The spending proposals did not go before voters last November because the plan was not approved in time for the bonds to be on the ballot.

Earlier this month councilors agreed to schedule a special election, March 22, to seek approval of the bond funds in time for the money to be used for the planned projects.

The projects for this year are part of the city’s five-year, $28.7 million capital improvement plan. Over its five years, the plan includes more than $2 million in work on sidewalks, crosswalks and other projects related to pedestrian safety, including extending sidewalks on Civic Center Drive and crosswalk improvements on Water Street. The plan also includes $35,000 this year and $135,000 in fiscal 2023 to engineer a proposed new sidewalk on a section of Cony Road, in the area where three people, including a 1-year-old girl, were killed in May while walking along the roadside where there is no sidewalk.

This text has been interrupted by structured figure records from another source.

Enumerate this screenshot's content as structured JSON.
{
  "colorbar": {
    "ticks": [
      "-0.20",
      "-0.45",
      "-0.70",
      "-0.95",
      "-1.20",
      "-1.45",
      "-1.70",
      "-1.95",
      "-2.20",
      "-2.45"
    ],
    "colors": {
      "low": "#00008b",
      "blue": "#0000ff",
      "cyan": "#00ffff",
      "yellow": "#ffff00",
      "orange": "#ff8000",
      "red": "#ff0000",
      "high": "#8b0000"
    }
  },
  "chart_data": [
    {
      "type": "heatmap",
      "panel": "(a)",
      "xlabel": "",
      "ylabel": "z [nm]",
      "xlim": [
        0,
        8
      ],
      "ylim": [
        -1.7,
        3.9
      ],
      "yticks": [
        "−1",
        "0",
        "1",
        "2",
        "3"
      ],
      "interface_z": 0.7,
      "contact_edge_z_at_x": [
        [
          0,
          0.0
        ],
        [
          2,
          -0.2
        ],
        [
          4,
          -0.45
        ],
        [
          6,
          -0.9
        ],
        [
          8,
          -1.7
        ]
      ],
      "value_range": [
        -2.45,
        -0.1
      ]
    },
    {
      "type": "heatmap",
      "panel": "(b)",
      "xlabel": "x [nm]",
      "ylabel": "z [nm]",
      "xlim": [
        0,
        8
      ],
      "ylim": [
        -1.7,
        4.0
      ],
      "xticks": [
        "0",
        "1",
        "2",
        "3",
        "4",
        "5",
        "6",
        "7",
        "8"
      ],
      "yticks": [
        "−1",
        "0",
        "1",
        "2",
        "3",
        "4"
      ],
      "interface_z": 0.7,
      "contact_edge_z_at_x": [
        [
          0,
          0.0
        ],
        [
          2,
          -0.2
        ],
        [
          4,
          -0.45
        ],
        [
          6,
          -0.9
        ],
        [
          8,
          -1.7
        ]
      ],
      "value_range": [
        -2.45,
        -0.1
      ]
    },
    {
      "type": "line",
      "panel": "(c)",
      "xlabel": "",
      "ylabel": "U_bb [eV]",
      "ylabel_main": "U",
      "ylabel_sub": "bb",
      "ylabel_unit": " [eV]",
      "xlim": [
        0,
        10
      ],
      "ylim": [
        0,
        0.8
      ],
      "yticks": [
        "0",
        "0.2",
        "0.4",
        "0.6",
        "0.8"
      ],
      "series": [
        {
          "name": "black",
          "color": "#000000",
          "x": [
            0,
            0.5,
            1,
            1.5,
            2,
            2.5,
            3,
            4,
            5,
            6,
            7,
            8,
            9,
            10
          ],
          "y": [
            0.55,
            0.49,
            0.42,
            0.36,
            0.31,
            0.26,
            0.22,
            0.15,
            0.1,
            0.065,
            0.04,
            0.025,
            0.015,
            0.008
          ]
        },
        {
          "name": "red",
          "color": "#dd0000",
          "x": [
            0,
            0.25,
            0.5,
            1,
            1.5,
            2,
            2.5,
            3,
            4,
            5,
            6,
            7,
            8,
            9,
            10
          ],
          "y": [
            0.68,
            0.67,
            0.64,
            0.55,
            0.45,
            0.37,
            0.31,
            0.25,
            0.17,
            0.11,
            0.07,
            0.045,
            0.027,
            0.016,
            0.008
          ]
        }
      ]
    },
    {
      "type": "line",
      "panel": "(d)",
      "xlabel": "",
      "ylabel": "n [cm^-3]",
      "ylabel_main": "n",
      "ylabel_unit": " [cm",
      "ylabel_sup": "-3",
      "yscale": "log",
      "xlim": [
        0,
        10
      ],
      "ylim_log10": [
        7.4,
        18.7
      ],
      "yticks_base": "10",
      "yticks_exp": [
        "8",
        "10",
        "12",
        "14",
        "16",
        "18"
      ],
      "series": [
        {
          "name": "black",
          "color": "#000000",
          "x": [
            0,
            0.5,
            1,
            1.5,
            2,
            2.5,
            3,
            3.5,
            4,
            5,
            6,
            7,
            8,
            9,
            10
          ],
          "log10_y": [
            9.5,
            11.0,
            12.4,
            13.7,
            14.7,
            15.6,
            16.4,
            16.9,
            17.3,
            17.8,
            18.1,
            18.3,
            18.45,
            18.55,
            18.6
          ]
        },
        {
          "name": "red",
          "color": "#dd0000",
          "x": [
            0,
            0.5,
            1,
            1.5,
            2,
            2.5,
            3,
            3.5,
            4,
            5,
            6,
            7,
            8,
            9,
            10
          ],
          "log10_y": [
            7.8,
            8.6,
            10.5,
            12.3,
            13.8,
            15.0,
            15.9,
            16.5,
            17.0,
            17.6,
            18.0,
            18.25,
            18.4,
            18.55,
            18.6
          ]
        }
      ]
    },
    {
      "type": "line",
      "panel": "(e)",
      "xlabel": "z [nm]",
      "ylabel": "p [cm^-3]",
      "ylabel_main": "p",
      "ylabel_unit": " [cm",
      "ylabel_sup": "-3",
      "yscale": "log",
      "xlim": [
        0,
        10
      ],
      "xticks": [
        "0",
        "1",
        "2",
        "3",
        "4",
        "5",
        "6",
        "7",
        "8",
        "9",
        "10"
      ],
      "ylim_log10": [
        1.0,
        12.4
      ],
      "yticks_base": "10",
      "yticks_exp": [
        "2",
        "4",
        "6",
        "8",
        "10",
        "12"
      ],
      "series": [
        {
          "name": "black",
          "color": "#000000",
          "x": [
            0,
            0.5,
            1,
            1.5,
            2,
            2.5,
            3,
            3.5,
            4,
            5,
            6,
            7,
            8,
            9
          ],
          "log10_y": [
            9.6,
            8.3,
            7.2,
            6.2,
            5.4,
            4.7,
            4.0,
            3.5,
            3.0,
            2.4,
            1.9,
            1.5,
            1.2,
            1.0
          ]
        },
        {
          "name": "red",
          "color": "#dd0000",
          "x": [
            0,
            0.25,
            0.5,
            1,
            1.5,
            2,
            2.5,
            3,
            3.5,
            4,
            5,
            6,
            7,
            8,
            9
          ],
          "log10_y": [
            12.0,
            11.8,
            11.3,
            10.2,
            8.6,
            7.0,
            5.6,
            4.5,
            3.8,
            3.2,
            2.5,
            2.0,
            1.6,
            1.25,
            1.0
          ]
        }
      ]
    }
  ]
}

Another $200,000 of the proposed bonds of this year would go to replacing the Dr. Melendy Tennis Courts, six courts near Buker Center that are the city’s only remaining outdoor courts, part of $600,000 expected to be dedicated to the court repairs over three years.

A former tennis court at Calumet Park is now dedicated to pickleball, and former courts near the Capital Area Technical Center, which were no longer in use, have been removed.

The remaining courts, which have cracks, including some with weeds and wildflowers growing through them, are in such poor shape Cony High School has not been able to host tennis tournaments.

The city charter allows councilors to borrow up to $750,000 a year without seeking voter approval, but borrowing beyond that requires a referendum vote.